NYRA-based trainer Christophe Clement, who for a second consecutive year is among the nominees to the National Museum of Racing and Hall of Fame, said he embraces the prohibition of Lasix in 2-year-old racing, as well as its expansion in 2021 to include all stakes races.
Clement, who said he does not usually administer Lasix to his 2-year-olds, started his training career in New York in 1991, four years before Lasix became a permissible race-day medication in the Empire State.
On the NYRA circuit in 2019, Clement won 13 races with 2-year-olds, and all but one of those winners raced without Lasix.
Those 12 wins without Lasix included stakes victories with Speaktomeofsummer (Chelsey Flower) and City Man (Funny Cide).
Previous to the Clement-trained Decorated Invader winning the G1 Summer at Woodbine without Lasix, the 2-year-old colt posted a maiden-special-weight victory at Saratoga Race Course without the medication.
"I think this is the right thing to do in 2-year-old races and next year in black-type races," Clement said. "My percentage of winners with 2-year-olds has been as good as ever. I think you have an edge of running without Lasix because I think the horses will take their races better, especially when you're running short distances and early in the year, because they will lose less weight and it's easier on them, physically and mentally.

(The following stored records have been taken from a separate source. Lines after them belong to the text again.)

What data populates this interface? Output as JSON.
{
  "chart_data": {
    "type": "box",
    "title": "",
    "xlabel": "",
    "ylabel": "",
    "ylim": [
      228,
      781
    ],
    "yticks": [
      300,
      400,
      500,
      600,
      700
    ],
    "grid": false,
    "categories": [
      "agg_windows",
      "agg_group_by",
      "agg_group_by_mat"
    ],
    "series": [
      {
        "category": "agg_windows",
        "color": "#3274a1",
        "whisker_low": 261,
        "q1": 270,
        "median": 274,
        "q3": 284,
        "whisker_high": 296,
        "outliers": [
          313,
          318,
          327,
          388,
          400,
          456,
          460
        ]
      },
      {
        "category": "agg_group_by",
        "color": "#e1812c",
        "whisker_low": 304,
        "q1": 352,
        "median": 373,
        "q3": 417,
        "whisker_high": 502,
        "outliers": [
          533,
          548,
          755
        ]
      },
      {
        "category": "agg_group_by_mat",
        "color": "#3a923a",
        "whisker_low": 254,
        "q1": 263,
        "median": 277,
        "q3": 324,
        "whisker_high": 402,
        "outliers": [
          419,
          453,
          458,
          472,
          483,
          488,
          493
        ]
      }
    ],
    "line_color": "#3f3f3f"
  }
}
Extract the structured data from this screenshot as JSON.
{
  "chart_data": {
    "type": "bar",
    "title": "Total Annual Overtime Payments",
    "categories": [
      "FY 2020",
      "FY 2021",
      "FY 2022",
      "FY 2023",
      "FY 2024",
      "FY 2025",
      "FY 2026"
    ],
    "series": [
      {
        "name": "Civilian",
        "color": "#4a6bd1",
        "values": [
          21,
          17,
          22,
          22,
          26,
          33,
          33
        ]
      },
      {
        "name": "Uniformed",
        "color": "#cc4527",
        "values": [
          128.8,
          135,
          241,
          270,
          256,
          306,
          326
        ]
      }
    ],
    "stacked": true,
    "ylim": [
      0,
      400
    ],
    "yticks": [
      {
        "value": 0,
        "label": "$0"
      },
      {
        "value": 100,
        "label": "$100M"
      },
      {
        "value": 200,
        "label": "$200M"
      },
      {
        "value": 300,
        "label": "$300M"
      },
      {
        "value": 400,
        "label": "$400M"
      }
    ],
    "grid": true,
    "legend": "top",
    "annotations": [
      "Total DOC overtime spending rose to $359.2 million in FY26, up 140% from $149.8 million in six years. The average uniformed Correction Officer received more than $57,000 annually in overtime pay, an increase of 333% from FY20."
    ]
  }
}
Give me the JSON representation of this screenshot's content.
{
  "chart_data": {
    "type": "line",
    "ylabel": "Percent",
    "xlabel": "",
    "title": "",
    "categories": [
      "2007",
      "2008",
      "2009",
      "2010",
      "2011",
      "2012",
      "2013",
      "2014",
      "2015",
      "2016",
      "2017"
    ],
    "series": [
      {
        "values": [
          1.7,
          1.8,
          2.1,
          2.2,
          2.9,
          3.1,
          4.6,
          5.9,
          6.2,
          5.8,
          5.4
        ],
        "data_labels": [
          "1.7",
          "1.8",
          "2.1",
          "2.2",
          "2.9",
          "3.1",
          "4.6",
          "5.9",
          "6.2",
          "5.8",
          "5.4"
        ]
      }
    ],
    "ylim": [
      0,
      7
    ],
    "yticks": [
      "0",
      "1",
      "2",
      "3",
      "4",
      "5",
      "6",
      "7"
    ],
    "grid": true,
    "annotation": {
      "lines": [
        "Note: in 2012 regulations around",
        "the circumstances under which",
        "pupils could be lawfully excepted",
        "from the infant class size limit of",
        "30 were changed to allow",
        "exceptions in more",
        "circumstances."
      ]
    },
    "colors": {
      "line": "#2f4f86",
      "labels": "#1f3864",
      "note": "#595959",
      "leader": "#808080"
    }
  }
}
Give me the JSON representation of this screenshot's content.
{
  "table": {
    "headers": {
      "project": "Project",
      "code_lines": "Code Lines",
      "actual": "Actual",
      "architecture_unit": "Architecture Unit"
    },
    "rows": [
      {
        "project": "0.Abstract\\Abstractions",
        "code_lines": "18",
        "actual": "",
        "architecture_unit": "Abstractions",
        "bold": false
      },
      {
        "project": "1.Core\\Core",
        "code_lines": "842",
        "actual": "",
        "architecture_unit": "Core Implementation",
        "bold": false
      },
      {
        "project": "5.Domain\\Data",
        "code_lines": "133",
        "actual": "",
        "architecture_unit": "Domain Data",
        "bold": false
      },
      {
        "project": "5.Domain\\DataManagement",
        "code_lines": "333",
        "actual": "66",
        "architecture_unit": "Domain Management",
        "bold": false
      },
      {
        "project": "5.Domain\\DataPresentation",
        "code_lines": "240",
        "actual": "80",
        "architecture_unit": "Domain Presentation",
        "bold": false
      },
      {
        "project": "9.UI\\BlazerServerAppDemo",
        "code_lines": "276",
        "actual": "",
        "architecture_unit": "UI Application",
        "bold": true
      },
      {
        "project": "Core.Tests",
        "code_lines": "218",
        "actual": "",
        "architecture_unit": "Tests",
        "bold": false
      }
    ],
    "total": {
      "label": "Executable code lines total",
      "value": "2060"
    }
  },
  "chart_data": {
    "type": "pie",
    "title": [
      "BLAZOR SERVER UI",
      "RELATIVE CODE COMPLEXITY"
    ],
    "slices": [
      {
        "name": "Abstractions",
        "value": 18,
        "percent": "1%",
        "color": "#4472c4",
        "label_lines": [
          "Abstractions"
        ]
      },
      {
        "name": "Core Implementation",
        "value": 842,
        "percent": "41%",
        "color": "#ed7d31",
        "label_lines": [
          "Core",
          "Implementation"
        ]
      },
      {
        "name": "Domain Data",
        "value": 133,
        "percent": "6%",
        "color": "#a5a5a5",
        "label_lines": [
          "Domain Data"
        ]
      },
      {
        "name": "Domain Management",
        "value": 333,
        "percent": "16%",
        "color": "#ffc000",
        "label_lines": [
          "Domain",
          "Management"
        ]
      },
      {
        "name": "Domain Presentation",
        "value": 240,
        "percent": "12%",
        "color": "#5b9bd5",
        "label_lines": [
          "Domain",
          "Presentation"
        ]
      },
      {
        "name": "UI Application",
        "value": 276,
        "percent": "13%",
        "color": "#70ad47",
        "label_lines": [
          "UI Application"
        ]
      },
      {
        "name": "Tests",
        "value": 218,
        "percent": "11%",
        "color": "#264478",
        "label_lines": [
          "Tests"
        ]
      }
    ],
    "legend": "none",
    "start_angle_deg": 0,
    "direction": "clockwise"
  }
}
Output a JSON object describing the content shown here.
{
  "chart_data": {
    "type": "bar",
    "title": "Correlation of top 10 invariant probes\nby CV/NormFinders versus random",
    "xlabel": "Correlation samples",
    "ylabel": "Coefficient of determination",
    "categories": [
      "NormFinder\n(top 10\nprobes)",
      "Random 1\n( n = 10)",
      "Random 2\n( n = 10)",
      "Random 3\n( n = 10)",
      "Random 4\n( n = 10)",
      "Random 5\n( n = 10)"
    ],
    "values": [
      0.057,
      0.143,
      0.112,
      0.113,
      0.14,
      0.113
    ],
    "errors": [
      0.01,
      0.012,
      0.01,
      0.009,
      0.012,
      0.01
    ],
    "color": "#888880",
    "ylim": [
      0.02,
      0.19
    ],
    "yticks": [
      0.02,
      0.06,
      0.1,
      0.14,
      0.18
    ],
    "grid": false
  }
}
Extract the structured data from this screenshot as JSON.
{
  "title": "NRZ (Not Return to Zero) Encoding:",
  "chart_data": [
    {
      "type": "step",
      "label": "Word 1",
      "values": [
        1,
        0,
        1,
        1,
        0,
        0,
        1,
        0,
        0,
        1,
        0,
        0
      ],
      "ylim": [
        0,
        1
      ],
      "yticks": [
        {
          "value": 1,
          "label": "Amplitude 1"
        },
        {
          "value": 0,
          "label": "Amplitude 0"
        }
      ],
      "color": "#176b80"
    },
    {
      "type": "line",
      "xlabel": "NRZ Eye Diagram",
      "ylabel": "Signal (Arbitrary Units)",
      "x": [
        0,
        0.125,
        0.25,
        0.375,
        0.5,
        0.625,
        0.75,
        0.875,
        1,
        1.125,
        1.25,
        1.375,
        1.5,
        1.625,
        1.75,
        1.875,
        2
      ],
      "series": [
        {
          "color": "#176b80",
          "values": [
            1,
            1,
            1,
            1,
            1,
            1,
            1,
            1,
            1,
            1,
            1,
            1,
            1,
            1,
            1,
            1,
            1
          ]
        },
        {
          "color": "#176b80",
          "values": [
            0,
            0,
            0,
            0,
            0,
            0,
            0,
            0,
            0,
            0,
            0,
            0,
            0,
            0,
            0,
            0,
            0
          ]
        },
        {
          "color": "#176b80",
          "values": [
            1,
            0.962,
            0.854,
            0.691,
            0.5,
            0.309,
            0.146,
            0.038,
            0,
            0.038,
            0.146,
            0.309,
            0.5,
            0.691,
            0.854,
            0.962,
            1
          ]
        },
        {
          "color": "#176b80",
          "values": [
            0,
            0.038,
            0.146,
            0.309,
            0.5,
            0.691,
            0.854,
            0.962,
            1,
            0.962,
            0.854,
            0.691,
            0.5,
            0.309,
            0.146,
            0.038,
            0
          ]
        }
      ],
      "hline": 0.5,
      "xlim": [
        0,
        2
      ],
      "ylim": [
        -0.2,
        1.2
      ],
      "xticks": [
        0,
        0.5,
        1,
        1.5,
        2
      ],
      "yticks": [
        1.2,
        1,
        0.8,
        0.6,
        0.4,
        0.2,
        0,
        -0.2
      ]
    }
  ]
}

"Instead of losing 20 to 25 to 30 pounds with a race while using Lasix, the horses will lose five to 10 pounds without Lasix," he said. "I am convinced that horses will bounce out of their races in a much faster and quicker way without Lasix. This is something I know because I do weigh my horses the day before their races and the day after their races."
Clement, who is closing in on 2,000 career wins and has conditioned 18 graded winners who have become millionaires during their racing careers, is equally pleased that stakes races will be run Lasix-free beginning next year. He said the new practice will result in positive ramifications for both the level of competition in stakes and the breed as a whole.
Trainer Todd Pletcher, a winner of more than 30 individual meet titles on the NYRA circuit and a seven-time Eclipse Award-winning conditioner, generally races his 2-year-olds on Lasix, and uses it as needed when he breezes horses.
He said the gradual phasing-out of Lasix in 2-year-olds is a constructive and practical way to achieve what he said would be the end of race-day medication in the United States.